Generally home equity loans are for ten years and are fixed rate notes. You are provided the money in a lump sum and may do whatever you wish with it. Since many people take out home equity loans for the purpose of consolidating debt, this type of home loan comes with a disclaimer – an asterisk next to the title, if you will. Debt consolidation usually is required because of unrestrained spending, and that behavior has to change upon issuance of the debt consolidation home loan. Otherwise, you’ll be paying off additional debt with no equity left to borrow against.
Other people use home equity loans to make home improvements, to make investments with greater returns than the interest rate on the loan, to send kids to college, and so forth. The important thing to realize about home equity loans is that, while they can be an important infusion of cash at a critical point in your life, you are mortgaging your house back to at or near one hundred percent of market value. That means you’ll realize very little from the sale of the home should you elect to sell in the near future. Don’t take out a home equity loan if you plan to move in the next few years.
The Interest Only ARM
A home equity line of credit (HELOC) is not exactly a home loan. It is, however, utilizing the equity you hold in your home to obtain cash. You can draw down on your HELOC as you need to and make payments only on what you owe. Usually HELOCs are adjustable rate loans, unlike home equity loans or second mortgages. Once again, statistics show that the principal reason people open HELOCs is to consolidate debt. And once again, borrowing to lessen a debt load is only worthwhile if you stop spending as well.

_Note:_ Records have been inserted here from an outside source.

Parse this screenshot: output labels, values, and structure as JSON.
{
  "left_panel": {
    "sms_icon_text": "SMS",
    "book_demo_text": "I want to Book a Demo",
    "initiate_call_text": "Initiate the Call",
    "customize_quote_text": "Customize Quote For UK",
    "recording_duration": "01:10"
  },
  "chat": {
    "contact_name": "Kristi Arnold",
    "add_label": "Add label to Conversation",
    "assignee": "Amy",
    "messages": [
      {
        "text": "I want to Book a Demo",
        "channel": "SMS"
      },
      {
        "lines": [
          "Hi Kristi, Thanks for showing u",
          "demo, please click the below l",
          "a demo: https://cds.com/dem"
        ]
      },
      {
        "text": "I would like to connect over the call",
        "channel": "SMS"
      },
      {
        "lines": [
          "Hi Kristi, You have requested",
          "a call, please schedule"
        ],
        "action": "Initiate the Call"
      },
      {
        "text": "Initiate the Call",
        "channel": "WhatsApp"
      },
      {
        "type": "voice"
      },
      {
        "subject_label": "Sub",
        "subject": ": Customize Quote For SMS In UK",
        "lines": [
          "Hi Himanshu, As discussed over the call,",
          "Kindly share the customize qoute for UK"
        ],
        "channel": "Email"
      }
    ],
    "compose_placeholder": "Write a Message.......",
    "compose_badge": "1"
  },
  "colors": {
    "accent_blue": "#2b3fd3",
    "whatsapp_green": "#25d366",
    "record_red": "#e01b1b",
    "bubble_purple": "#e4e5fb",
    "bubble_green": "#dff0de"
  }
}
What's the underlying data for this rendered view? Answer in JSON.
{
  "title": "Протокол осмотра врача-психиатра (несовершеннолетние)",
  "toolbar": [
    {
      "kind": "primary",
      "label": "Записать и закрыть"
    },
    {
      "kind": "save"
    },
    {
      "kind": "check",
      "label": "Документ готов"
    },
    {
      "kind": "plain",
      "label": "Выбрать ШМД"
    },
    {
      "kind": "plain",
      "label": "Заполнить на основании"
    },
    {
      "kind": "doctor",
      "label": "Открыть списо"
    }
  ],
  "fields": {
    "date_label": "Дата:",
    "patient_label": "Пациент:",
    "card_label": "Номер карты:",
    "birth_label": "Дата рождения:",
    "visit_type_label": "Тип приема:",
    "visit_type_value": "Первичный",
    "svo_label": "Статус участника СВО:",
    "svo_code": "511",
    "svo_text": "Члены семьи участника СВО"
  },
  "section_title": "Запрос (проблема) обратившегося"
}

Second Mortgages, or Cash Out Refinancing
Cash out refinancing means replacing your original mortgage with a new one that reflects the equity you hold in the home. The cash left over after you pay closing costs on your new mortgage is a windfall similar to that provided by a home equity line of credit. The principal reason for this type of home loan, however, is to obtain a better interest rate. Refinancing your entire mortgage will require most of the closing costs that were involved in the original mortgage – several thousand dollars. You have to calculate the interest savings against loan origination costs, as well as the reduced tax deduction that results from lower interest rates on your home loan.
Here again, family planning is a key component of financial decision making. If you’re going through the process of replacing your mortgage in its entirety, it makes sense that you be in the home long enough to pay for the closing costs on the new home loan and to put yourself in a position to sell the home at a price that allows you to buy another one.

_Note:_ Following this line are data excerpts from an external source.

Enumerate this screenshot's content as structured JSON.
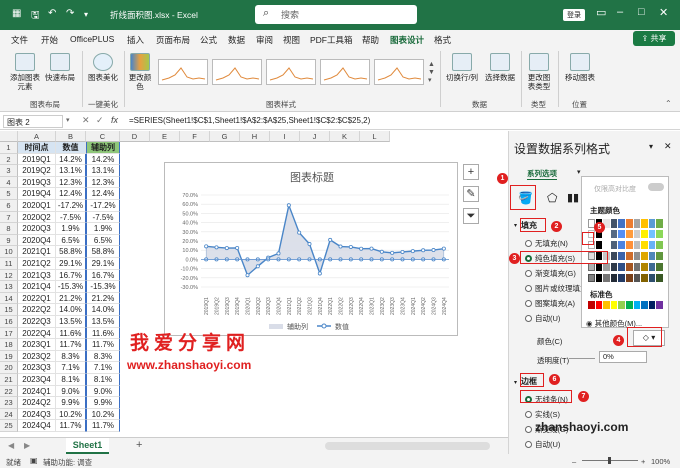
{
  "titlebar": {
    "doc_name": "折线面积图.xlsx - Excel",
    "search_placeholder": "搜索",
    "login": "登录"
  },
  "menu": {
    "tabs": [
      "文件",
      "开始",
      "OfficePLUS",
      "插入",
      "页面布局",
      "公式",
      "数据",
      "审阅",
      "视图",
      "PDF工具箱",
      "帮助",
      "图表设计",
      "格式"
    ],
    "active": "图表设计",
    "share": "共享"
  },
  "ribbon": {
    "buttons": [
      "添加图表元素",
      "快速布局",
      "图表美化",
      "更改颜色",
      "切换行/列",
      "选择数据",
      "更改图表类型",
      "移动图表"
    ],
    "groups": [
      "图表布局",
      "一键美化",
      "图表样式",
      "数据",
      "类型",
      "位置"
    ]
  },
  "formula_bar": {
    "name_box": "图表 2",
    "fx": "fx",
    "formula": "=SERIES(Sheet1!$C$1,Sheet1!$A$2:$A$25,Sheet1!$C$2:$C$25,2)"
  },
  "columns": [
    "A",
    "B",
    "C",
    "D",
    "E",
    "F",
    "G",
    "H",
    "I",
    "J",
    "K",
    "L"
  ],
  "table": {
    "headers": [
      "时间点",
      "数值",
      "辅助列"
    ],
    "rows": [
      [
        "2019Q1",
        "14.2%",
        "14.2%"
      ],
      [
        "2019Q2",
        "13.1%",
        "13.1%"
      ],
      [
        "2019Q3",
        "12.3%",
        "12.3%"
      ],
      [
        "2019Q4",
        "12.4%",
        "12.4%"
      ],
      [
        "2020Q1",
        "-17.2%",
        "-17.2%"
      ],
      [
        "2020Q2",
        "-7.5%",
        "-7.5%"
      ],
      [
        "2020Q3",
        "1.9%",
        "1.9%"
      ],
      [
        "2020Q4",
        "6.5%",
        "6.5%"
      ],
      [
        "2021Q1",
        "58.8%",
        "58.8%"
      ],
      [
        "2021Q2",
        "29.1%",
        "29.1%"
      ],
      [
        "2021Q3",
        "16.7%",
        "16.7%"
      ],
      [
        "2021Q4",
        "-15.3%",
        "-15.3%"
      ],
      [
        "2022Q1",
        "21.2%",
        "21.2%"
      ],
      [
        "2022Q2",
        "14.0%",
        "14.0%"
      ],
      [
        "2022Q3",
        "13.5%",
        "13.5%"
      ],
      [
        "2022Q4",
        "11.6%",
        "11.6%"
      ],
      [
        "2023Q1",
        "11.7%",
        "11.7%"
      ],
      [
        "2023Q2",
        "8.3%",
        "8.3%"
      ],
      [
        "2023Q3",
        "7.1%",
        "7.1%"
      ],
      [
        "2023Q4",
        "8.1%",
        "8.1%"
      ],
      [
        "2024Q1",
        "9.0%",
        "9.0%"
      ],
      [
        "2024Q2",
        "9.9%",
        "9.9%"
      ],
      [
        "2024Q3",
        "10.2%",
        "10.2%"
      ],
      [
        "2024Q4",
        "11.7%",
        "11.7%"
      ]
    ]
  },
  "chart_data": {
    "type": "line",
    "title": "图表标题",
    "categories": [
      "2019Q1",
      "2019Q2",
      "2019Q3",
      "2019Q4",
      "2020Q1",
      "2020Q2",
      "2020Q3",
      "2020Q4",
      "2021Q1",
      "2021Q2",
      "2021Q3",
      "2021Q4",
      "2022Q1",
      "2022Q2",
      "2022Q3",
      "2022Q4",
      "2023Q1",
      "2023Q2",
      "2023Q3",
      "2023Q4",
      "2024Q1",
      "2024Q2",
      "2024Q3",
      "2024Q4"
    ],
    "series": [
      {
        "name": "辅助列",
        "kind": "area",
        "color": "#d9dde8",
        "values": [
          14.2,
          13.1,
          12.3,
          12.4,
          -17.2,
          -7.5,
          1.9,
          6.5,
          58.8,
          29.1,
          16.7,
          -15.3,
          21.2,
          14.0,
          13.5,
          11.6,
          11.7,
          8.3,
          7.1,
          8.1,
          9.0,
          9.9,
          10.2,
          11.7
        ]
      },
      {
        "name": "数值",
        "kind": "line",
        "color": "#4a86c8",
        "values": [
          14.2,
          13.1,
          12.3,
          12.4,
          -17.2,
          -7.5,
          1.9,
          6.5,
          58.8,
          29.1,
          16.7,
          -15.3,
          21.2,
          14.0,
          13.5,
          11.6,
          11.7,
          8.3,
          7.1,
          8.1,
          9.0,
          9.9,
          10.2,
          11.7
        ]
      }
    ],
    "y_ticks": [
      "70.0%",
      "60.0%",
      "50.0%",
      "40.0%",
      "30.0%",
      "20.0%",
      "10.0%",
      "0.0%",
      "-10.0%",
      "-20.0%",
      "-30.0%"
    ],
    "ylim": [
      -30,
      70
    ],
    "legend": "bottom"
  },
  "watermark": {
    "text": "我爱分享网",
    "url": "www.zhanshaoyi.com",
    "corner": "zhanshaoyi.com"
  },
  "sheet": {
    "tab": "Sheet1"
  },
  "status": {
    "ready": "就绪",
    "accessibility": "辅助功能: 调查",
    "zoom": "100%"
  },
  "pane": {
    "title": "设置数据系列格式",
    "sub_tab": "系列选项",
    "fill_section": "填充",
    "fill_options": [
      "无填充(N)",
      "纯色填充(S)",
      "渐变填充(G)",
      "图片或纹理填充",
      "图案填充(A)",
      "自动(U)"
    ],
    "color_label": "颜色(C)",
    "transparency_label": "透明度(T)",
    "transparency_value": "0%",
    "border_section": "边框",
    "border_options": [
      "无线条(N)",
      "实线(S)",
      "渐变线(G)",
      "自动(U)"
    ],
    "palette": {
      "recent": "仅限高对比度",
      "theme": "主题颜色",
      "standard": "标准色",
      "more": "其他颜色(M)..."
    },
    "badges": [
      "1",
      "2",
      "3",
      "4",
      "5",
      "6",
      "7"
    ]
  }
}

Determining Which Home Loan is Best
The number of option available both for mortgages and for refinancing options is mind-numbing. If you are considering a home loan of any type, you need to develop a flat list of associated costs so that you can compare a number of options presented by lenders. You need to consider the monthly payments involved, whether it is a primary mortgage or some sort of secondary note. Tax deductions and loan origination costs must be factored in, along with the effect on your cash flow.
Finally, it is always good to be one home loan ahead in your planning. Unless you are buying the home you intend to stay in forever, give some thought to when you might be moving on and how you will pay your home loan costs until then – whether refinancing might be necessary, how your credit rating can be improved so that you qualify for better loans, and so forth. A typical life of home ownership isn’t about a single home loan anymore; it involves several and that requires a look into the future, as hazy as it may seem.